A "complex number" is a number of the form a+bi, where a and b are both real numbers and i is the principal square root of -1. Since b can be equal to 0, you see that the real numbers are a subset of the complex numbers. Similarly, since a can be zero, the imaginary numbers are a subset of the complex numbers. So let's take two complex numbers: a+bi and c+di (where a, b, c, and d are real). We add them together and we get: (a+c) + (b+d)i The sum of two real numbers is always real, so a+c is a real number and b+d is a real number, so the sum of two complex numbers is a complex number. What you may really be wondering is whether the sum of two non-real complex numbers can ever be a real number. The answer is yes: (3+2i) + (5-2i) = 8. In fact, the complex numbers form an algebraic field. The sum, difference, product, and quotient of any two complex numbers (except division by 0) is a complex number (keeping in mind the special case that both real and imaginary numbers are a subset of the complex numbers).
If z1=a+ib and z2=c+id then the product z1*z2=(ac-bd)+i(ad+bc)

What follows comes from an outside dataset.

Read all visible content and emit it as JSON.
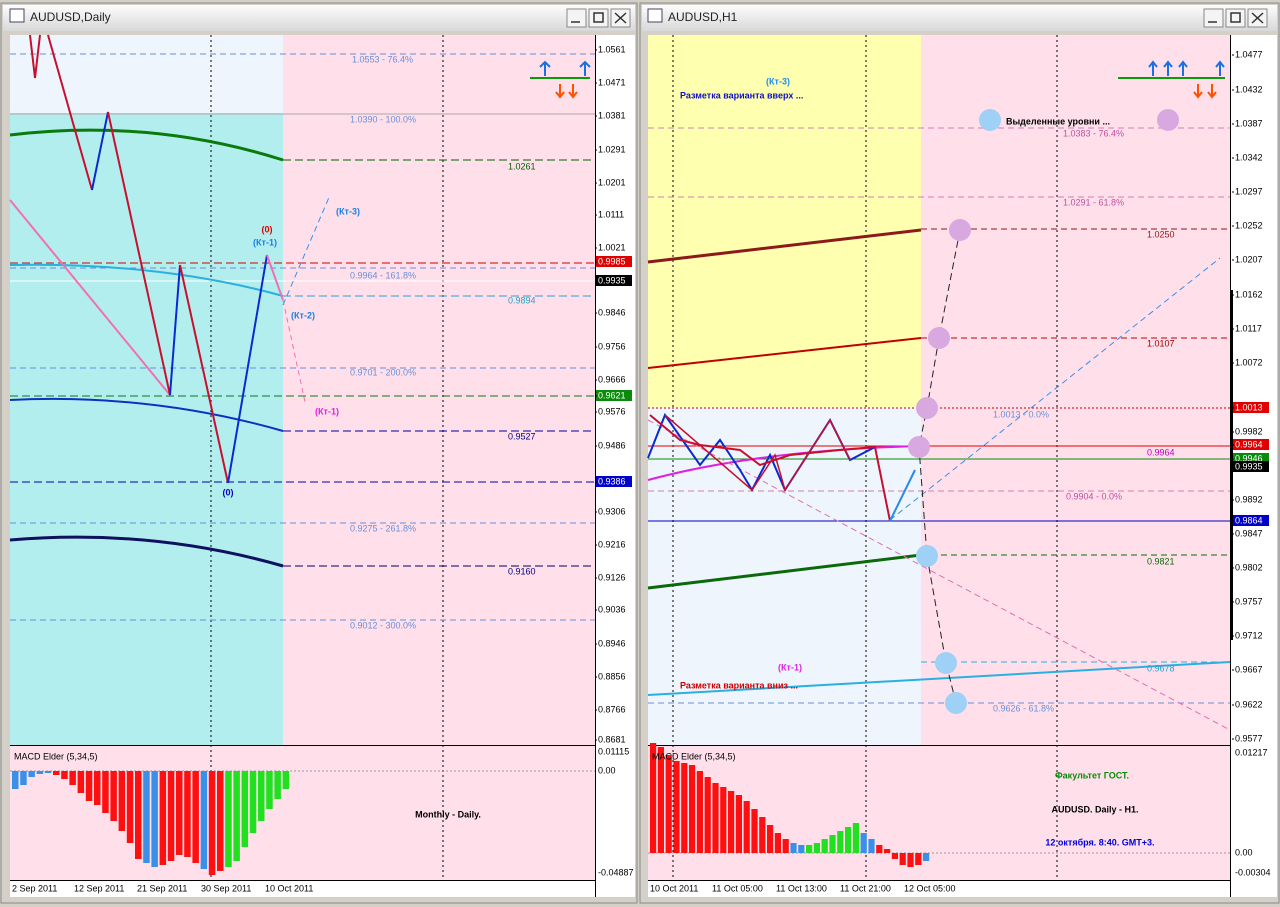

If you are talking about pure imaginary numbers (a complex number with no real part) then no. Example: bi times ci where b and c are real numbers equals b*c*i² = b*c*(-1) = -b*c, which is a real number, because b & c & -1 are all real numbers. If you're talking about multiplying two complex numbers (a + bi)*(c + di), then the product will be complex, but it could be real or imaginary, depending on the values of a, b, c, & d.
The complex numbers are a field.